Frankreich:Das Geld und der König

In Paris werden zwei Journalisten verhaftet, sie sollen versucht haben, das marokkanische Königshaus zu erpressen. Das Druckmittel: die Veröffentlichung eines kritischen Buchs. Der Fall ist mysteriös.

Von Joseph Hanimann

Für den Enthüllungsjournalismus wäre es ein harter Schlag, für all jene, die etwas zu verbergen haben, ein Sieg. Als am vergangenen Donnerstag die angesehenen französischen Journalisten Éric Laurent und Catherine Graciet nach einem Treffen mit einem Gesandten des marokkanischen Königs Mohammed VI. in Paris verhaftet wurden, hatten viele Beobachter ernsthafte Zweifel an den angeführten Gründen. Die beiden Journalisten hätten versucht, das Königshaus zu erpressen mit der Forderung von Schweigegeld für den Verzicht auf die Publikation eines geplanten Buchs, hieß es. Bei der Verhaftung sollen sie 80 000 Euro bei sich gehabt haben. Am Wochenende wurden die beiden von einem französischen Richter der räuberischen Erpressung angeklagt, und Laurent gab schließlich zu, dass es beim Treffen tatsächlich um Geld gegangen sei.

Der 68-jährige Laurent und die jüngere Catherine Graciet hatten vor drei Jahren in ihrem Buch "Le roi prédateur" (Der König als Plünderer) im Pariser Seuil-Verlag die unüberschaubaren Verstrickungen des marokkanischen Königshauses in allen Wirtschaftszweigen des Landes aufgezeigt und damit den Zorn des Palasts auf sich gezogen. Nicht nur das Buch, auch die Zeitung El País, die Auszüge abdruckte, war an dem Tag in Marokko verboten. Was nun genau passiert ist, erscheint noch unklar.

Laut marokkanischer Version hat Laurent im Juli um ein Gespräch mit dem Königshaus im Zusammenhang seines neuen Buchprojekts gebeten und dem Gesandten dann das Schweigegeldangebot für drei Millionen Euro unterbreitet. Darauf habe der Palast in Paris Klage wegen Erpressung eingereicht.

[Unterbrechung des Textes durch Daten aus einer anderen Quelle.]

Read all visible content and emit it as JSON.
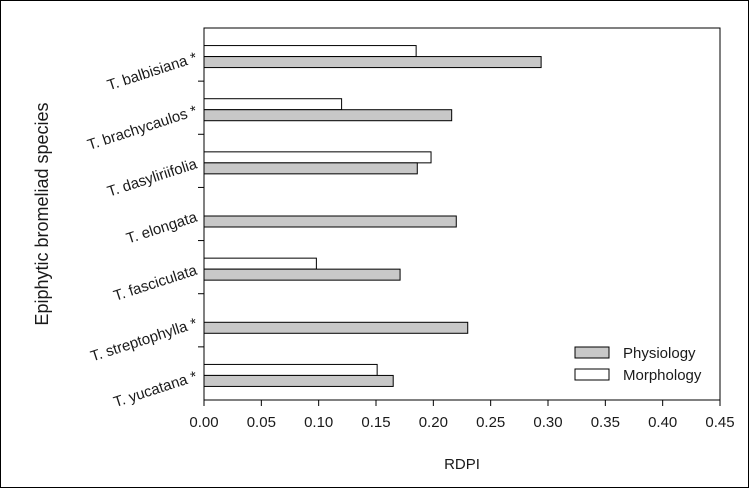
{
  "chart_data": {
    "type": "bar",
    "orientation": "horizontal",
    "title": "",
    "xlabel": "RDPI",
    "ylabel": "Epiphytic bromeliad species",
    "xlim": [
      0.0,
      0.45
    ],
    "xticks": [
      "0.00",
      "0.05",
      "0.10",
      "0.15",
      "0.20",
      "0.25",
      "0.30",
      "0.35",
      "0.40",
      "0.45"
    ],
    "grid": false,
    "legend_position": "bottom-right",
    "categories": [
      "T. balbisiana *",
      "T. brachycaulos *",
      "T. dasyliriifolia",
      "T. elongata",
      "T. fasciculata",
      "T. streptophylla *",
      "T. yucatana *"
    ],
    "series": [
      {
        "name": "Physiology",
        "color": "#c8c8c8",
        "values": [
          0.294,
          0.216,
          0.186,
          0.22,
          0.171,
          0.23,
          0.165
        ]
      },
      {
        "name": "Morphology",
        "color": "#ffffff",
        "values": [
          0.185,
          0.12,
          0.198,
          null,
          0.098,
          null,
          0.151
        ]
      }
    ]
  }
}
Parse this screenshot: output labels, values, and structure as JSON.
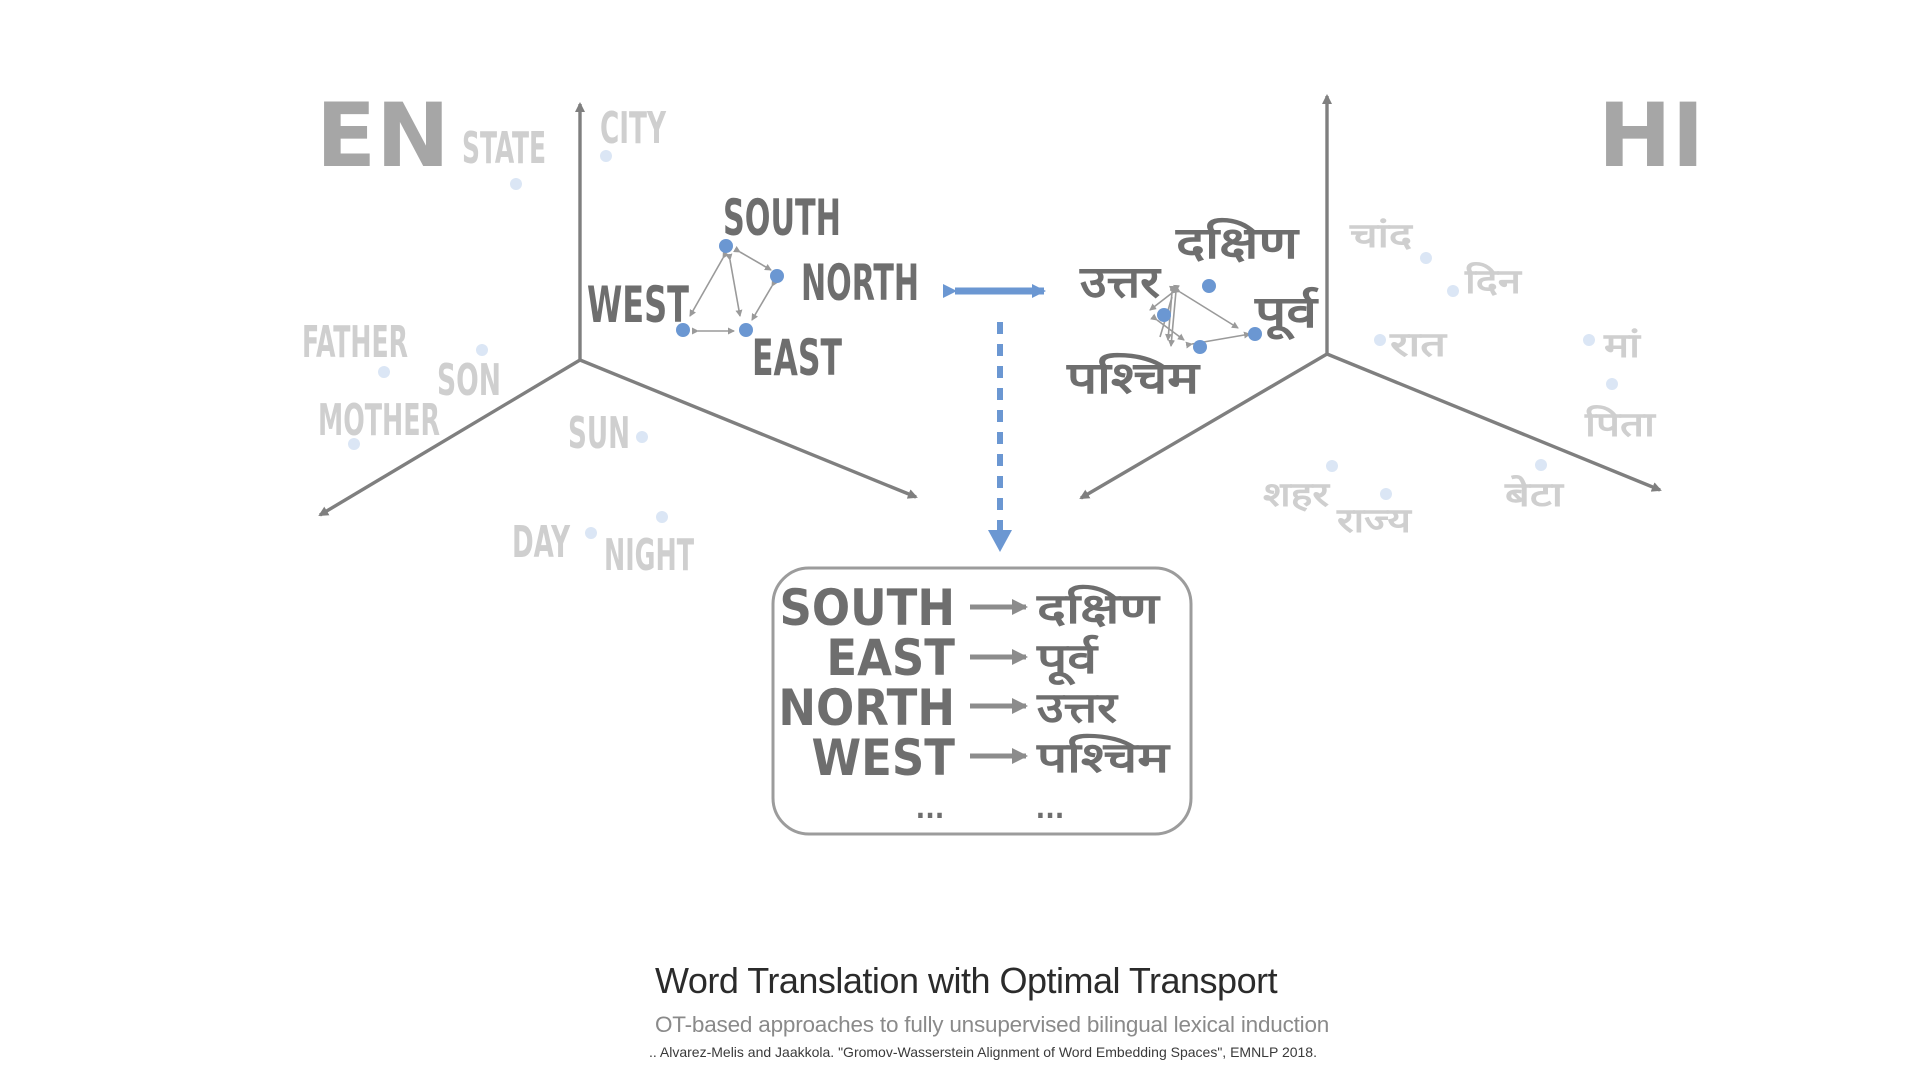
{
  "languages": {
    "left": "EN",
    "right": "HI"
  },
  "en_words": {
    "state": "STATE",
    "city": "CITY",
    "father": "FATHER",
    "son": "SON",
    "mother": "MOTHER",
    "sun": "SUN",
    "day": "DAY",
    "night": "NIGHT",
    "south": "SOUTH",
    "north": "NORTH",
    "west": "WEST",
    "east": "EAST"
  },
  "hi_words": {
    "moon": "चांद",
    "day": "दिन",
    "night": "रात",
    "mother": "मां",
    "father": "पिता",
    "city": "शहर",
    "state": "राज्य",
    "son": "बेटा",
    "south": "दक्षिण",
    "north": "उत्तर",
    "east": "पूर्व",
    "west": "पश्चिम"
  },
  "mapping": [
    {
      "en": "SOUTH",
      "hi": "दक्षिण"
    },
    {
      "en": "EAST",
      "hi": "पूर्व"
    },
    {
      "en": "NORTH",
      "hi": "उत्तर"
    },
    {
      "en": "WEST",
      "hi": "पश्चिम"
    }
  ],
  "mapping_ellipsis": {
    "en": "...",
    "hi": "..."
  },
  "caption": {
    "title": "Word Translation with Optimal Transport",
    "subtitle": "OT-based approaches to fully unsupervised bilingual lexical induction",
    "reference": ".. Alvarez-Melis and Jaakkola. \"Gromov-Wasserstein Alignment of Word Embedding Spaces\", EMNLP 2018."
  },
  "colors": {
    "accent": "#6b97d2",
    "faint_point": "#dbe6f5",
    "strong_text": "#6e6e6e",
    "faint_text": "#cfcfcf",
    "axis": "#7f7f7f"
  }
}
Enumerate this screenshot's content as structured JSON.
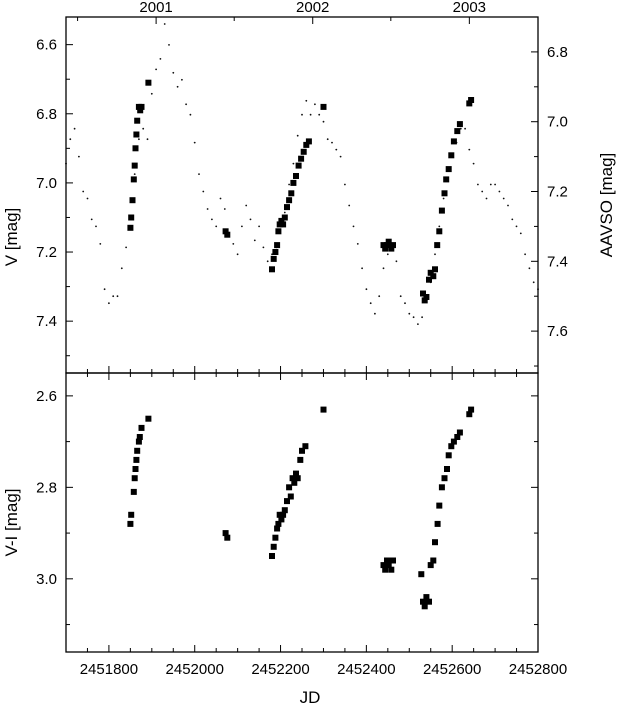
{
  "chart_data": [
    {
      "type": "scatter",
      "panel": "top",
      "ylabel": "V [mag]",
      "y2label": "AAVSO [mag]",
      "top_axis_labels": [
        "2001",
        "2002",
        "2003"
      ],
      "top_axis_jd": [
        2451910,
        2452275,
        2452640
      ],
      "xlim": [
        2451700,
        2452800
      ],
      "ylim": [
        7.55,
        6.52
      ],
      "y_inverted": true,
      "yticks": [
        "6.6",
        "6.8",
        "7.0",
        "7.2",
        "7.4"
      ],
      "y2lim": [
        7.72,
        6.7
      ],
      "y2ticks": [
        "6.8",
        "7.0",
        "7.2",
        "7.4",
        "7.6"
      ],
      "series": [
        {
          "marker": "square",
          "x": [
            2451850,
            2451852,
            2451855,
            2451858,
            2451860,
            2451862,
            2451864,
            2451866,
            2451870,
            2451873,
            2451876,
            2451892,
            2452072,
            2452076,
            2452180,
            2452184,
            2452188,
            2452192,
            2452195,
            2452198,
            2452202,
            2452206,
            2452210,
            2452215,
            2452220,
            2452225,
            2452230,
            2452236,
            2452242,
            2452248,
            2452254,
            2452260,
            2452266,
            2452300,
            2452440,
            2452444,
            2452448,
            2452452,
            2452458,
            2452462,
            2452532,
            2452536,
            2452540,
            2452546,
            2452550,
            2452556,
            2452560,
            2452565,
            2452570,
            2452576,
            2452582,
            2452586,
            2452592,
            2452598,
            2452604,
            2452612,
            2452618,
            2452640,
            2452644
          ],
          "y": [
            7.13,
            7.1,
            7.05,
            6.99,
            6.95,
            6.9,
            6.86,
            6.82,
            6.78,
            6.79,
            6.78,
            6.71,
            7.14,
            7.15,
            7.25,
            7.22,
            7.2,
            7.18,
            7.14,
            7.12,
            7.11,
            7.12,
            7.1,
            7.07,
            7.05,
            7.03,
            7.0,
            6.98,
            6.95,
            6.93,
            6.91,
            6.89,
            6.88,
            6.78,
            7.18,
            7.19,
            7.18,
            7.17,
            7.19,
            7.18,
            7.32,
            7.34,
            7.33,
            7.28,
            7.26,
            7.27,
            7.25,
            7.18,
            7.14,
            7.08,
            7.03,
            6.99,
            6.96,
            6.92,
            6.88,
            6.85,
            6.83,
            6.77,
            6.76
          ]
        },
        {
          "marker": "dot",
          "name": "AAVSO",
          "x": [
            2451700,
            2451710,
            2451720,
            2451730,
            2451740,
            2451750,
            2451760,
            2451770,
            2451780,
            2451790,
            2451800,
            2451810,
            2451820,
            2451830,
            2451840,
            2451850,
            2451860,
            2451870,
            2451880,
            2451890,
            2451900,
            2451910,
            2451920,
            2451930,
            2451940,
            2451950,
            2451960,
            2451970,
            2451980,
            2451990,
            2452000,
            2452010,
            2452020,
            2452030,
            2452040,
            2452050,
            2452060,
            2452070,
            2452080,
            2452090,
            2452100,
            2452110,
            2452120,
            2452130,
            2452140,
            2452150,
            2452160,
            2452170,
            2452180,
            2452190,
            2452200,
            2452210,
            2452220,
            2452230,
            2452240,
            2452250,
            2452260,
            2452270,
            2452280,
            2452290,
            2452300,
            2452310,
            2452320,
            2452330,
            2452340,
            2452350,
            2452360,
            2452370,
            2452380,
            2452390,
            2452400,
            2452410,
            2452420,
            2452430,
            2452440,
            2452450,
            2452460,
            2452470,
            2452480,
            2452490,
            2452500,
            2452510,
            2452520,
            2452530,
            2452540,
            2452550,
            2452560,
            2452570,
            2452580,
            2452590,
            2452600,
            2452610,
            2452620,
            2452630,
            2452640,
            2452650,
            2452660,
            2452670,
            2452680,
            2452690,
            2452700,
            2452710,
            2452720,
            2452730,
            2452740,
            2452750,
            2452760,
            2452770,
            2452780,
            2452790,
            2452800
          ],
          "y": [
            7.12,
            7.05,
            7.02,
            7.1,
            7.2,
            7.22,
            7.28,
            7.3,
            7.35,
            7.48,
            7.52,
            7.5,
            7.5,
            7.42,
            7.36,
            7.3,
            7.15,
            7.05,
            7.02,
            7.05,
            6.92,
            6.85,
            6.82,
            6.72,
            6.78,
            6.86,
            6.9,
            6.88,
            6.95,
            6.98,
            7.06,
            7.15,
            7.2,
            7.25,
            7.28,
            7.3,
            7.22,
            7.25,
            7.32,
            7.35,
            7.38,
            7.3,
            7.24,
            7.28,
            7.34,
            7.3,
            7.36,
            7.4,
            7.38,
            7.36,
            7.3,
            7.26,
            7.18,
            7.12,
            7.04,
            6.98,
            6.94,
            6.98,
            6.95,
            6.98,
            7.0,
            7.05,
            7.06,
            7.08,
            7.1,
            7.18,
            7.24,
            7.3,
            7.35,
            7.42,
            7.48,
            7.52,
            7.55,
            7.5,
            7.42,
            7.38,
            7.35,
            7.4,
            7.5,
            7.52,
            7.55,
            7.56,
            7.58,
            7.56,
            7.5,
            7.46,
            7.38,
            7.3,
            7.22,
            7.16,
            7.1,
            7.06,
            7.02,
            7.02,
            7.08,
            7.12,
            7.18,
            7.2,
            7.22,
            7.18,
            7.18,
            7.2,
            7.22,
            7.24,
            7.28,
            7.3,
            7.32,
            7.38,
            7.42,
            7.46,
            7.48
          ]
        }
      ]
    },
    {
      "type": "scatter",
      "panel": "bottom",
      "xlabel": "JD",
      "ylabel": "V-I [mag]",
      "xlim": [
        2451700,
        2452800
      ],
      "xticks": [
        "2451800",
        "2452000",
        "2452200",
        "2452400",
        "2452600",
        "2452800"
      ],
      "xtick_values": [
        2451800,
        2452000,
        2452200,
        2452400,
        2452600,
        2452800
      ],
      "ylim": [
        3.16,
        2.55
      ],
      "y_inverted": true,
      "yticks": [
        "2.6",
        "2.8",
        "3.0"
      ],
      "series": [
        {
          "marker": "square",
          "x": [
            2451850,
            2451852,
            2451858,
            2451860,
            2451862,
            2451864,
            2451866,
            2451870,
            2451872,
            2451876,
            2451892,
            2452072,
            2452076,
            2452180,
            2452184,
            2452188,
            2452192,
            2452195,
            2452198,
            2452202,
            2452206,
            2452210,
            2452215,
            2452220,
            2452224,
            2452228,
            2452232,
            2452236,
            2452240,
            2452246,
            2452250,
            2452258,
            2452300,
            2452440,
            2452444,
            2452448,
            2452452,
            2452458,
            2452462,
            2452528,
            2452532,
            2452536,
            2452540,
            2452546,
            2452550,
            2452556,
            2452560,
            2452566,
            2452570,
            2452576,
            2452582,
            2452588,
            2452592,
            2452598,
            2452604,
            2452612,
            2452618,
            2452640,
            2452644
          ],
          "y": [
            2.88,
            2.86,
            2.81,
            2.78,
            2.76,
            2.74,
            2.72,
            2.7,
            2.69,
            2.67,
            2.65,
            2.9,
            2.91,
            2.95,
            2.93,
            2.91,
            2.89,
            2.88,
            2.86,
            2.87,
            2.86,
            2.85,
            2.83,
            2.8,
            2.82,
            2.78,
            2.79,
            2.77,
            2.78,
            2.74,
            2.72,
            2.71,
            2.63,
            2.97,
            2.98,
            2.96,
            2.97,
            2.98,
            2.96,
            2.99,
            3.05,
            3.06,
            3.04,
            3.05,
            2.97,
            2.96,
            2.92,
            2.88,
            2.84,
            2.8,
            2.78,
            2.76,
            2.73,
            2.71,
            2.7,
            2.69,
            2.68,
            2.64,
            2.63
          ]
        }
      ]
    }
  ]
}
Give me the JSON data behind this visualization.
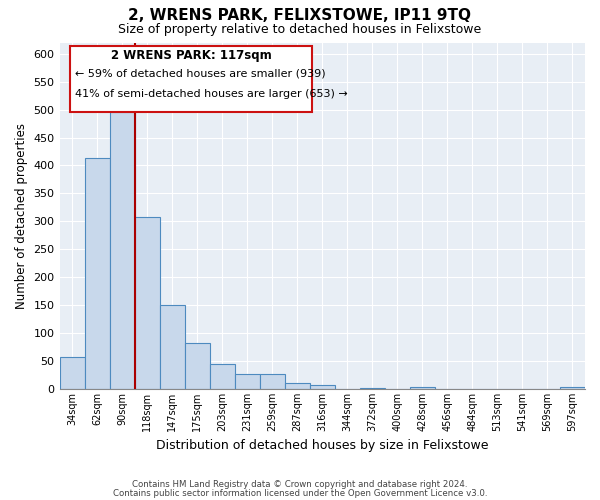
{
  "title": "2, WRENS PARK, FELIXSTOWE, IP11 9TQ",
  "subtitle": "Size of property relative to detached houses in Felixstowe",
  "xlabel": "Distribution of detached houses by size in Felixstowe",
  "ylabel": "Number of detached properties",
  "bar_color": "#c8d8eb",
  "bar_edge_color": "#4d8abf",
  "bin_labels": [
    "34sqm",
    "62sqm",
    "90sqm",
    "118sqm",
    "147sqm",
    "175sqm",
    "203sqm",
    "231sqm",
    "259sqm",
    "287sqm",
    "316sqm",
    "344sqm",
    "372sqm",
    "400sqm",
    "428sqm",
    "456sqm",
    "484sqm",
    "513sqm",
    "541sqm",
    "569sqm",
    "597sqm"
  ],
  "bar_heights": [
    57,
    413,
    495,
    307,
    150,
    82,
    45,
    26,
    26,
    10,
    8,
    0,
    2,
    0,
    4,
    0,
    0,
    0,
    0,
    0,
    4
  ],
  "ylim": [
    0,
    620
  ],
  "yticks": [
    0,
    50,
    100,
    150,
    200,
    250,
    300,
    350,
    400,
    450,
    500,
    550,
    600
  ],
  "vline_bin_index": 3,
  "annotation_title": "2 WRENS PARK: 117sqm",
  "annotation_line1": "← 59% of detached houses are smaller (939)",
  "annotation_line2": "41% of semi-detached houses are larger (653) →",
  "vline_color": "#aa0000",
  "footer_line1": "Contains HM Land Registry data © Crown copyright and database right 2024.",
  "footer_line2": "Contains public sector information licensed under the Open Government Licence v3.0.",
  "background_color": "#ffffff",
  "plot_bg_color": "#e8eef5",
  "grid_color": "#ffffff"
}
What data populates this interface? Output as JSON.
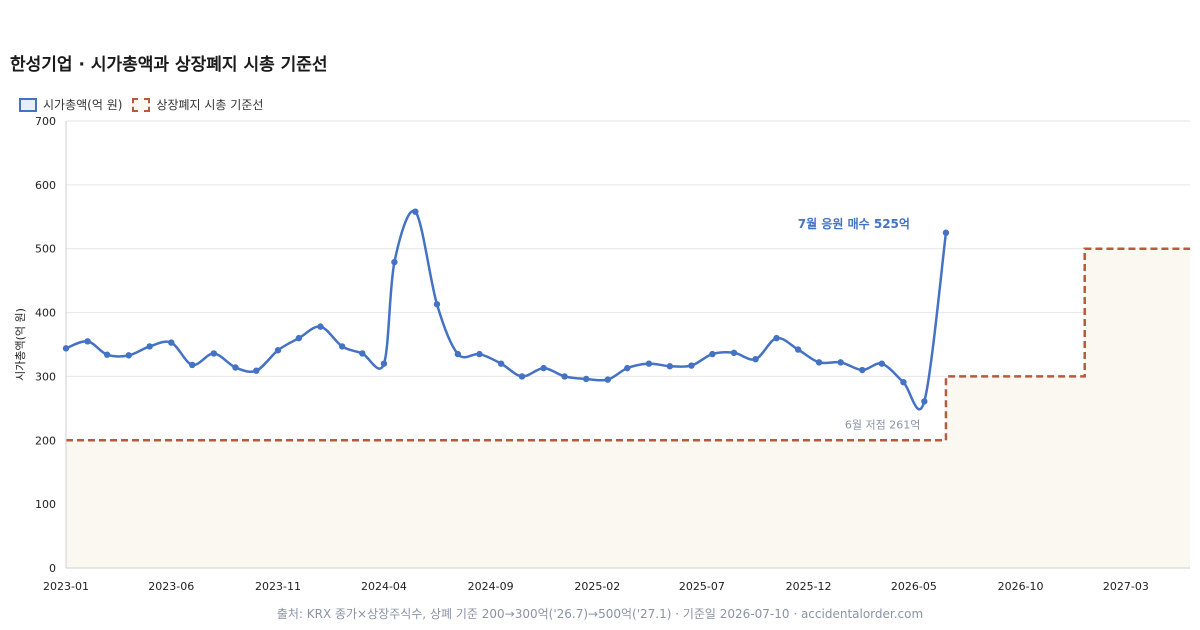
{
  "title": "한성기업 · 시가총액과 상장폐지 시총 기준선",
  "legend": {
    "market_cap": "시가총액(억 원)",
    "threshold": "상장폐지 시총 기준선"
  },
  "source_note": "출처: KRX 종가×상장주식수, 상폐 기준 200→300억('26.7)→500억('27.1) · 기준일 2026-07-10 · accidentalorder.com",
  "colors": {
    "series": "#4472c4",
    "threshold": "#b85a3c",
    "threshold_fill": "#fbf8f1",
    "grid": "#e6e6e6",
    "annotation_low": "#8a93a6"
  },
  "chart_data": {
    "type": "line",
    "ylabel": "시가총액(억 원)",
    "ylim": [
      0,
      700
    ],
    "yticks": [
      0,
      100,
      200,
      300,
      400,
      500,
      600,
      700
    ],
    "xlim": [
      "2023-01-01",
      "2027-06-01"
    ],
    "xticks": [
      "2023-01",
      "2023-06",
      "2023-11",
      "2024-04",
      "2024-09",
      "2025-02",
      "2025-07",
      "2025-12",
      "2026-05",
      "2026-10",
      "2027-03"
    ],
    "grid": true,
    "legend_position": "top-left",
    "series": [
      {
        "name": "시가총액(억 원)",
        "points": [
          [
            "2023-01-01",
            344
          ],
          [
            "2023-02-01",
            355
          ],
          [
            "2023-03-01",
            334
          ],
          [
            "2023-04-01",
            333
          ],
          [
            "2023-05-01",
            347
          ],
          [
            "2023-06-01",
            353
          ],
          [
            "2023-07-01",
            318
          ],
          [
            "2023-08-01",
            336
          ],
          [
            "2023-09-01",
            314
          ],
          [
            "2023-10-01",
            309
          ],
          [
            "2023-11-01",
            341
          ],
          [
            "2023-12-01",
            360
          ],
          [
            "2024-01-01",
            378
          ],
          [
            "2024-02-01",
            347
          ],
          [
            "2024-03-01",
            336
          ],
          [
            "2024-04-01",
            320
          ],
          [
            "2024-04-16",
            479
          ],
          [
            "2024-05-16",
            558
          ],
          [
            "2024-06-16",
            413
          ],
          [
            "2024-07-16",
            335
          ],
          [
            "2024-08-16",
            335
          ],
          [
            "2024-09-16",
            320
          ],
          [
            "2024-10-16",
            300
          ],
          [
            "2024-11-16",
            313
          ],
          [
            "2024-12-16",
            300
          ],
          [
            "2025-01-16",
            296
          ],
          [
            "2025-02-16",
            295
          ],
          [
            "2025-03-16",
            313
          ],
          [
            "2025-04-16",
            320
          ],
          [
            "2025-05-16",
            316
          ],
          [
            "2025-06-16",
            317
          ],
          [
            "2025-07-16",
            335
          ],
          [
            "2025-08-16",
            337
          ],
          [
            "2025-09-16",
            327
          ],
          [
            "2025-10-16",
            360
          ],
          [
            "2025-11-16",
            342
          ],
          [
            "2025-12-16",
            322
          ],
          [
            "2026-01-16",
            322
          ],
          [
            "2026-02-16",
            310
          ],
          [
            "2026-03-16",
            320
          ],
          [
            "2026-04-16",
            291
          ],
          [
            "2026-05-16",
            261
          ],
          [
            "2026-06-16",
            525
          ]
        ]
      }
    ],
    "threshold": {
      "name": "상장폐지 시총 기준선",
      "steps": [
        {
          "from": "2023-01-01",
          "to": "2026-06-16",
          "value": 200
        },
        {
          "from": "2026-06-16",
          "to": "2027-01-01",
          "value": 300
        },
        {
          "from": "2027-01-01",
          "to": "2027-06-01",
          "value": 500
        }
      ]
    },
    "annotations": [
      {
        "text": "7월 응원 매수 525억",
        "x": "2026-06-16",
        "y": 525,
        "style": "high"
      },
      {
        "text": "6월 저점 261억",
        "x": "2026-05-16",
        "y": 261,
        "style": "low"
      }
    ]
  }
}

Bei einem weiteren Treffen am Donnerstag, bei dem die geforderte Summe für das Nicht-Erscheinen des Buches auf zwei Millionen heruntergehandelt und eine Vorauszahlung von 80 000 Euro erbracht worden sei, stand dann die französische Polizei vor der Tür.

Éric Laurent bestreitet den Vorwurf der Erpressung. Wenn er sich "aus persönlich gravierenden Gründen" auf eine Geldtransaktion mit dem Königshaus eingelassen habe, deute nichts darauf hin, dass die Initiative dazu von ihm gekommen sei, erklärte sein Anwalt. Vom Seuil-Verlag wurde bestätigt, dass ein solches Buch für Anfang nächsten Jahres geplant war. Verleger, Bekannte und Kollegen der beiden Journalisten bekundeten jedoch ihr Erstaunen über die Anschuldigungen.

Die Hintergründe dieses obskuren Falls wird das Gericht klären müssen. Für den marokkanischen König kommt er höchst gelegen, und geschickt wurde von dessen Anwalt die Möglichkeit terroristischer Zusammenhänge ins Spiel gebracht. Diplomatisch erhält die gerade begonnene Annäherung zwischen Paris und Rabat nach Spannungen und Zwischenfällen eine erste Krönung. Journalistisch liegt fortan ein Schatten über allen vergangenen, gegenwärtigen und künftigen Enthüllungen über die eigennützige Geschäftstüchtigkeit des marokkanischen Königshauses im eigenen Land und die wieder schärfer gewordene Pressezensur.